Saramago, el instinto animal y la solidaridad en tiempo de crisis

24.07.2020 16:30

El sistema bancario se vino abajo de un soplo como un castillo de naipes, y no porque la posesión del dinero hubiera dejado de ser apreciada, la prueba está en que, quien lo tiene no lo quiere dejar soltar. Alegan ésos que no se puede prever lo que será el día de mañana.

En su “Ensayo sobre la ceguera”[1] José Saramago, autor de obras como “El Evangelio según Jesucristo” y “Todos los nombres”, nos narra a través de seis personajes dirigidos por la mujer de un médico (la única del grupo que no ha perdido la vista) cómo se va propagando una rara enfermedad, la pandemia de “la ceguera blanca”, (que acaba extendiéndose por todo el mundo), y cómo trata el Gobierno a los contagiados.

En ese escenario distópico, primero cunde el terror en los ciegos, que son encerrados en manicomios, fábricas abandonadas, templos, almacenes, etc., y luego entre la policía y los militares que vigilan a los contagiados para que no se escapen, para que no se les acerquen y les trasmitan el virus que apagaría para siempre “la linterna de sus ojos”.

Los seis protagonistas de esta obra del Premio Nobel de Literatura portugués, a quien leí con entusiasmo en el pasado, son: un médico oftalmólogo[2] (su mujer vidente), un ladrón de coches, una chica bonita con gafas oscuras, un viejo que lleva una venda negra, y un niño que padece estrabismo. Estos son los primeros contagiados que son recluidos, sin miramientos, en un tétrico hospital psiquiátrico. A los enfermos se les deja cajas de comida en el portón del sanatorio, que los enfermos deben recoger -so pena de recibir un disparo- cuando sus guardianes se han alejado.

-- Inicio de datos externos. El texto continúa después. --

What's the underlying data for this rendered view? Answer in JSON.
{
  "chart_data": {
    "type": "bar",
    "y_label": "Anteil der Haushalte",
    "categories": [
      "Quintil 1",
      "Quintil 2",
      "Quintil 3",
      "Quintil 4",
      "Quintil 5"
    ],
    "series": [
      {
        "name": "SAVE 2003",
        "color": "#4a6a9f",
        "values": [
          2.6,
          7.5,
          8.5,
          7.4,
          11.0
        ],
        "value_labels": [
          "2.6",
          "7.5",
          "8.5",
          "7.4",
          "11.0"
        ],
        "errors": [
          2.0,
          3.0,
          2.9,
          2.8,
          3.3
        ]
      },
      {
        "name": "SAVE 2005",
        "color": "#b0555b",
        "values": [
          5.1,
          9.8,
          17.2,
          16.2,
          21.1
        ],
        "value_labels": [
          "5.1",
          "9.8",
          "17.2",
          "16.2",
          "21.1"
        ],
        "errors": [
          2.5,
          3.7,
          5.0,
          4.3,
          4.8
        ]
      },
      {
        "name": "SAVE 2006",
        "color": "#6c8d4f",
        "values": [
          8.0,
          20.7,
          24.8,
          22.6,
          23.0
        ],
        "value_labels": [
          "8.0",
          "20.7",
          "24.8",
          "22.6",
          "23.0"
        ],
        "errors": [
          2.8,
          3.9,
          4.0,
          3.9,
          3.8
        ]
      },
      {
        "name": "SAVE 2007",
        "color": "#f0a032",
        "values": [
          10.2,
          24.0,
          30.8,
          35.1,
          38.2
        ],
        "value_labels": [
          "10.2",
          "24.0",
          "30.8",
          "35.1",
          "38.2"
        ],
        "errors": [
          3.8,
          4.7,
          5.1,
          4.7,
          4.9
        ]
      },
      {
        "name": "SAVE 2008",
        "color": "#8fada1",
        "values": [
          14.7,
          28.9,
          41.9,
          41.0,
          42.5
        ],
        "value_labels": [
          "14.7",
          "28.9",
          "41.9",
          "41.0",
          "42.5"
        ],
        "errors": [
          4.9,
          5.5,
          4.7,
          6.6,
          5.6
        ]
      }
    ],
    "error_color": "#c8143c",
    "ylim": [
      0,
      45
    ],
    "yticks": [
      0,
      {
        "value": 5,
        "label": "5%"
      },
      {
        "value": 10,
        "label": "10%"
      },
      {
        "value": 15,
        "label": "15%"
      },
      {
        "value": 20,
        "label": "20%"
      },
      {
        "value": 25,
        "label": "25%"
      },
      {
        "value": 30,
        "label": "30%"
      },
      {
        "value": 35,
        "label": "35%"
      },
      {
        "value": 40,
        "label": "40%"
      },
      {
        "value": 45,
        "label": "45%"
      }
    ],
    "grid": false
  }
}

Poco a poco el manicomio se va llenando ciegos y la situación se hace insostenible. El pánico se generaliza, y dentro y fuera del sanatorio el orden social se desintegra. Y, como está ocurriendo ahora con el coronavirus, sale a flote lo peor y lo mejor del ser humano: El animal repulsivo que algunos llevan en su interior y el ángel que está dispuesto a sacrificarse por los demás.

Cerca de la garita de un vigilante del manicomio truena un potente altavoz que resuena con la voz (VOX) del amo:

“El Gobierno lamenta haberse visto obligado a ejercer enérgicamente lo que considera que es su deber y su derecho: proteger a la población por todos los medios de que dispone en esta crisis que estamos pasando (…) Desearía contar con el civismo y la colaboración de todos los ciudadanos para limitar la propagación del contagio”[3] .

La convivencia en el interior del manicomio se va haciendo insoportable. Un hedor repugnante contribuye a la putrefacción de las almas.

Cuando el ladrón de coches “se ve seducido por el perfume de la chica bonita de gafas oscuras”, que duerme en una cama contigua a la de él, empieza a manosearla los pechos y tantea su pubis con la intención de violarla aprovechando el desconcierto general. Rápidamente la muchacha se da la vuelta “y le lanza una coz, clavándole el tacón del zapato, fino como un estilete, en el muslo del acosador, acabando de repente con su fálica erección”.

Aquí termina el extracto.